Once square, open Diptic or FrameMagic (or similar) and select the frame layout you want. Below are the essential steps for each app, you can customize from here.

Diptic steps:

  • Open the image in each segment of the frame. For this tutorial, I have used a 3-frame layout with which I changed the sizes to suit the shape of my duck (on the Transform tab, select the bi-directional arrows at the top right to adjust sizes).
  • On the Effects tab, select the border button top left, and reduce the border to 0 to enable you to align the images back into 1 image. Once perfectly aligned, you can set your border back to whatever suits your image.
    • NOTE: I don’t recommend the rounded outside border as when loading into Instagram you sometimes get a black corner around your chosen frame.
  • When you have finished, select the Export tab and select Hi-Res before exporting to your camera roll [top right]

Frame Magic steps:

  • I found a step I didn’t know before! Use the sliders to get your edges, sizes and corners the way you want BEFORE you load an image. Then load an image into any of the segments, then tap once on it and wait for the buttons to appear; select “All” and then select “Single Camera Mode” from the options presented. This perfectly fits your image into your chosen segments.

 

    • If you don’t do the above, you can load individual segments and change your shadows and sizes as you chose. However Frame Magic changes the image sizes when adjusting after you have loaded the images. The issue now is that if you are using Juxtaposer for the next step, Frame Magic will have resized the image [see image overlay] so the snap to fit won’t work and you will need to work manually.
  • When finished framing, select Share and save the highest output to your camera roll.

The primary reason I often chose Diptic at this point is that it doesn’t resize your images when changing borders. It also allows free adjustment of each segment whereas Frame Magic appears to have a ratio that it uses and adjusts according to this [the circular button between certain segments]. I would like to see more of these to adjust each segment individually.

For my Duck example, I then ran the framed image through a black and white filter. Filterstorm is my preference here, but is a bit buggy since a recent update so not recommending it yet, although it is easily the most powerful app I have used to date [ before the crashing 🙁 ]

Magic time!

Juxtaposer steps:

  • Start a new session, Load the base image [my black and white was first], then load the next image which is the un-framed square image that you started with in Diptic.
  • Initial load will have the top image smaller than the base.  
    • Tap the image with 2 fingers to snap it to the full size. This only works when “Move Top Image” is selected else it resizes the base image.
  • Now it is careful time:
    • Toggle between Pan & Zoom and Erase [or unerase for cleanups]. Try to never “Move Top Image” after you are aligned. Fixable, but annoying (select “Move Top Image” and tap with 2 fingers again)
    • In “Pan & Zoom”, pinch and zoom to where you wish to erase to expose your frames.  
    • Switch to Erase and begin.
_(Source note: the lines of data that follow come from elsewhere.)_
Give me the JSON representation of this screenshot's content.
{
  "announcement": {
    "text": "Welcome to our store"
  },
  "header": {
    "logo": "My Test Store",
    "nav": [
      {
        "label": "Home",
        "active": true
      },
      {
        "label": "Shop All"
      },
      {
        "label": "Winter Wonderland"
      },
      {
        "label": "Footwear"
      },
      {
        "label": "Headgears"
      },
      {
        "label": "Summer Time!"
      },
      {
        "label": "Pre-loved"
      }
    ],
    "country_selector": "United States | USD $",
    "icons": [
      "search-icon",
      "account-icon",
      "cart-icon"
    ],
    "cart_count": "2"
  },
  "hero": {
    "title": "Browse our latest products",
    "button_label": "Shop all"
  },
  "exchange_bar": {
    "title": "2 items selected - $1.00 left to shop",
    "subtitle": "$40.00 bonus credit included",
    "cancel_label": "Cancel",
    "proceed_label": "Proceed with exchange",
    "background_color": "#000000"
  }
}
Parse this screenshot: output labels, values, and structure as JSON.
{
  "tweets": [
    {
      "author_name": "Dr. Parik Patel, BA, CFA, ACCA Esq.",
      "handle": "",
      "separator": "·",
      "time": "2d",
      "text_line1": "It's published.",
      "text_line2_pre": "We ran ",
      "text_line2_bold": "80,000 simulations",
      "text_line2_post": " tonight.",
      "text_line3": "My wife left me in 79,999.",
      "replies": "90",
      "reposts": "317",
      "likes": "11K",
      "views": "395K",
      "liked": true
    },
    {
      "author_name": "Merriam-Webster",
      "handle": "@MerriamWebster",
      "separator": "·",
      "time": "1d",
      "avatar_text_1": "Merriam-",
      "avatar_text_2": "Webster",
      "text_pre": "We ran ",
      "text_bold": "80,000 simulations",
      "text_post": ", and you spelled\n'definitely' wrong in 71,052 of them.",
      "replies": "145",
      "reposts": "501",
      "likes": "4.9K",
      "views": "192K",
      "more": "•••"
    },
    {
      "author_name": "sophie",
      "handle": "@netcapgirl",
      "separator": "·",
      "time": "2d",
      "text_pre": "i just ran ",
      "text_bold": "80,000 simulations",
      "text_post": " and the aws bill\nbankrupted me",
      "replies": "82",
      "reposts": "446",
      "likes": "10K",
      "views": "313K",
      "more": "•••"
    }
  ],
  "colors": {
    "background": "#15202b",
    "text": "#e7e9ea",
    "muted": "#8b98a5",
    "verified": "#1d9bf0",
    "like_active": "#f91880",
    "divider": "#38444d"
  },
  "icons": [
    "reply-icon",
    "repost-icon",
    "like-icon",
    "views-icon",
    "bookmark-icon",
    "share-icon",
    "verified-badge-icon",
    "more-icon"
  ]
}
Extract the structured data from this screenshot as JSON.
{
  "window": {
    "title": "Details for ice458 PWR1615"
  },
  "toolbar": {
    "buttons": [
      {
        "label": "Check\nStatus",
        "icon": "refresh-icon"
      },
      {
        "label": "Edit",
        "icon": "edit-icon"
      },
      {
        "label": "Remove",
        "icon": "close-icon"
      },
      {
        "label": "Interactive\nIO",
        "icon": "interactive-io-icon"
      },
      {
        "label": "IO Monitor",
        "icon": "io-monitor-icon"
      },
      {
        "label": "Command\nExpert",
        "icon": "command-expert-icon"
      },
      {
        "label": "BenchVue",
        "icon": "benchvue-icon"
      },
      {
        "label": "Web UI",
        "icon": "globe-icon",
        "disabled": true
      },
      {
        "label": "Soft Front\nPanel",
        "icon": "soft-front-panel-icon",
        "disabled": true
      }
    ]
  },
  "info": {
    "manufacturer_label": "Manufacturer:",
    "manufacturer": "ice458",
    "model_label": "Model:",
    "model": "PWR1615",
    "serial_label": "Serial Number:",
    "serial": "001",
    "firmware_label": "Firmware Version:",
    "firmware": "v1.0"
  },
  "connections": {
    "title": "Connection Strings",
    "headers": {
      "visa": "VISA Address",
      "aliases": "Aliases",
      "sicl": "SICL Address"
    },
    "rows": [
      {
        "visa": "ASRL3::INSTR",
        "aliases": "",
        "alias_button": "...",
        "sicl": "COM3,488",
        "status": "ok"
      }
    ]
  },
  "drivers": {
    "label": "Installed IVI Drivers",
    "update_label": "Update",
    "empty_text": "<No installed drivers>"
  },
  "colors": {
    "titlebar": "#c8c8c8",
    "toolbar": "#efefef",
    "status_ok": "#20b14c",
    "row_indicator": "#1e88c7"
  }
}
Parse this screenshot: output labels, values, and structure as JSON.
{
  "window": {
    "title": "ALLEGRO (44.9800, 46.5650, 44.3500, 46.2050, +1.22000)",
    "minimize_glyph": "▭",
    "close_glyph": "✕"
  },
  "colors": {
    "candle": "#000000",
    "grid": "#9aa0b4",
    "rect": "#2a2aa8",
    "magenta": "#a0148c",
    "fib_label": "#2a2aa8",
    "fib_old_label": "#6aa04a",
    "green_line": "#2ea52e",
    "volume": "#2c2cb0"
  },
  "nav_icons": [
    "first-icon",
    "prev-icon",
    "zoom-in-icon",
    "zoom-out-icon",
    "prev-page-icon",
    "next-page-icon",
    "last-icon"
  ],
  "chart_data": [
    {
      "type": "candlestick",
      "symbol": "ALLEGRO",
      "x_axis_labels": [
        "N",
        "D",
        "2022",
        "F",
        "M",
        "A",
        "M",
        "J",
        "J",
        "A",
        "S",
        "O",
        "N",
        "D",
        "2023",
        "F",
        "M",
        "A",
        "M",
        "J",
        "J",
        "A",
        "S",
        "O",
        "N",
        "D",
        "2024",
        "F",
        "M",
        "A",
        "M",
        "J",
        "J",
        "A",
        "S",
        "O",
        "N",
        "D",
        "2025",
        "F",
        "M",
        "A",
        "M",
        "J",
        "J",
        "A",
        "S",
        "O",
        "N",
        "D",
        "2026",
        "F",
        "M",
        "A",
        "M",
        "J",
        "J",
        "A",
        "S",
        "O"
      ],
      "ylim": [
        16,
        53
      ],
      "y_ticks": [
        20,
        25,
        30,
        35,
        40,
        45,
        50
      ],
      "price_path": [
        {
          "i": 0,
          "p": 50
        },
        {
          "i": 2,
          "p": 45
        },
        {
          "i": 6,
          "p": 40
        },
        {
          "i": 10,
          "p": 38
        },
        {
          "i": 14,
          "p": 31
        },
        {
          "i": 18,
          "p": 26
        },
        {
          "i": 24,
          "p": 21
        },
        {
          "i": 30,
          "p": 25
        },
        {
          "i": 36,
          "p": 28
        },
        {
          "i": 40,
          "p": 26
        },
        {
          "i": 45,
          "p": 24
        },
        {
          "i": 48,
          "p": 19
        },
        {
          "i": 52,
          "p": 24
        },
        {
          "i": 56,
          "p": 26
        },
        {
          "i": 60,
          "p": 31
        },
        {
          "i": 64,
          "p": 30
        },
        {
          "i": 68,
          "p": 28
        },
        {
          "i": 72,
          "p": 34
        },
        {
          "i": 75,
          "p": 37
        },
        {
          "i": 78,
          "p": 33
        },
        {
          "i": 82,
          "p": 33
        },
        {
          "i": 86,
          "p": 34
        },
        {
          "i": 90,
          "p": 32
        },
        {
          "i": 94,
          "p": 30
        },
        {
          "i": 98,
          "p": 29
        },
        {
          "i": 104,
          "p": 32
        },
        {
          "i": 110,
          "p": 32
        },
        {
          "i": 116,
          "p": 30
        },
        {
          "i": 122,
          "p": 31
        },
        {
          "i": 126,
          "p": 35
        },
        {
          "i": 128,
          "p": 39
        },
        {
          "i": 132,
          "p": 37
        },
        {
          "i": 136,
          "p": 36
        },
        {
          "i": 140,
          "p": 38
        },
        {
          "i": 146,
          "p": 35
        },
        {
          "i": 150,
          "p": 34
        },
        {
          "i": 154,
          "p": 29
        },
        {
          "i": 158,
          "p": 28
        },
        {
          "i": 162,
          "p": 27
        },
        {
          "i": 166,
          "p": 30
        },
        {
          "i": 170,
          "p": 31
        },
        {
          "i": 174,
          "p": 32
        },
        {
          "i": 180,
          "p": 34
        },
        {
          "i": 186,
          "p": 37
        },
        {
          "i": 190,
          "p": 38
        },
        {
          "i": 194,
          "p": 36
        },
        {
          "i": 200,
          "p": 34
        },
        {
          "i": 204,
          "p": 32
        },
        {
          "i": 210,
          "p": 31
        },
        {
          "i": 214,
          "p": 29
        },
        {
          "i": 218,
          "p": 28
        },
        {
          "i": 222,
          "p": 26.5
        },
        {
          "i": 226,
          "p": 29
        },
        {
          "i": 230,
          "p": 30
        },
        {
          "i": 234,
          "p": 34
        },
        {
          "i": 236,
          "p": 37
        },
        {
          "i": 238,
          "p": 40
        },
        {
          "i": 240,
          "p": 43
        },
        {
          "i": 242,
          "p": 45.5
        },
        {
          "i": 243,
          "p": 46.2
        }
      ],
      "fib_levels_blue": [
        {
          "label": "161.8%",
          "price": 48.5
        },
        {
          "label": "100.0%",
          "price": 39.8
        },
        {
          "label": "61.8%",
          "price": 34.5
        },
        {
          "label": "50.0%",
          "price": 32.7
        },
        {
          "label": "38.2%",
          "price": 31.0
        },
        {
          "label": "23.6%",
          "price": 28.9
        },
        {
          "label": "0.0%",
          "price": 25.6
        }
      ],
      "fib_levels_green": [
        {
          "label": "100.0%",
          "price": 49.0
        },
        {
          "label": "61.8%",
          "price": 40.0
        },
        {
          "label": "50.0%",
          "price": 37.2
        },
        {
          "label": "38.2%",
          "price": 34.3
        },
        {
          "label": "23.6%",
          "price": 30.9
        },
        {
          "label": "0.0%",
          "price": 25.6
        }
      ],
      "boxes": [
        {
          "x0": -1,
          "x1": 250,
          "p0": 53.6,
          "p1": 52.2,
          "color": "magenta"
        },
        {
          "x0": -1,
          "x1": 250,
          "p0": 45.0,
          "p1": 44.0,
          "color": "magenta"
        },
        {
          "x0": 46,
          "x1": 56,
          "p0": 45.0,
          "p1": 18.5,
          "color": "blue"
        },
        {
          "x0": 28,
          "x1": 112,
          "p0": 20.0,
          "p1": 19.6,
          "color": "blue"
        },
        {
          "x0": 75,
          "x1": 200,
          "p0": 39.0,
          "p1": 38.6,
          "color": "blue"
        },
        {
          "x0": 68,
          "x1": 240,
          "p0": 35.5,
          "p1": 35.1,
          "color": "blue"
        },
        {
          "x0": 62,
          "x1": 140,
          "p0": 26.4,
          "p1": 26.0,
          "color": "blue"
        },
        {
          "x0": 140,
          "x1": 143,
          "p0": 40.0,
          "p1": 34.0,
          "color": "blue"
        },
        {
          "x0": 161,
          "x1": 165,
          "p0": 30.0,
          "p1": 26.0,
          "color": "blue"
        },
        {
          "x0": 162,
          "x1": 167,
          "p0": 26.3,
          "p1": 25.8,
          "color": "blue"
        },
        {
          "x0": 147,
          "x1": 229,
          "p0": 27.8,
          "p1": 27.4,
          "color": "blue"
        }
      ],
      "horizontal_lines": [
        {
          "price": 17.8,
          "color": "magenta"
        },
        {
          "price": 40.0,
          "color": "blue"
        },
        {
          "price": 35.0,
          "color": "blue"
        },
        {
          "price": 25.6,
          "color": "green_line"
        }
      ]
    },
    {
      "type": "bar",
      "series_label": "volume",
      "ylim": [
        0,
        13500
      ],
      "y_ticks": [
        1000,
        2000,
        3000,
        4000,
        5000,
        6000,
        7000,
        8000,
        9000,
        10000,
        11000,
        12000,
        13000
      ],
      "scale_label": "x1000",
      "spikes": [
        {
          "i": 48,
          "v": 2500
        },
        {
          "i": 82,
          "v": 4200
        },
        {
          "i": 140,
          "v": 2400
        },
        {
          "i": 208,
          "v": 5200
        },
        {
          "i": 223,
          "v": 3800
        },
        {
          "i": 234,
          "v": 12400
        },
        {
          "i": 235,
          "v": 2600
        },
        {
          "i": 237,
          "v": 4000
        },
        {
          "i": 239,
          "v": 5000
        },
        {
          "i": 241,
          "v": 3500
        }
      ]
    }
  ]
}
In my sample, you see the black and white coming through. To leave the duck, you have to pinch and zoom really really close and erase tiny bits at a time.
    • NB: If you click undo at any point, the top image resizes again to smaller. Before continuing, repeat the steps to match the size. Rather use “Unerase” where possible.
  • A few minutes later [plus a few more if you are trying to mix colour and black and white as I was] you will have an image. Thankfully if you are purely popping out of frames, this process is really fast as all you erase is the parts covering the frame you wish to expose.

You can also use something like ColorSplash to add the black and white after all of this. I just decided to attempt this route. Call me a purist, or moron. Your choice 🙂

You are done! Save the image and post away!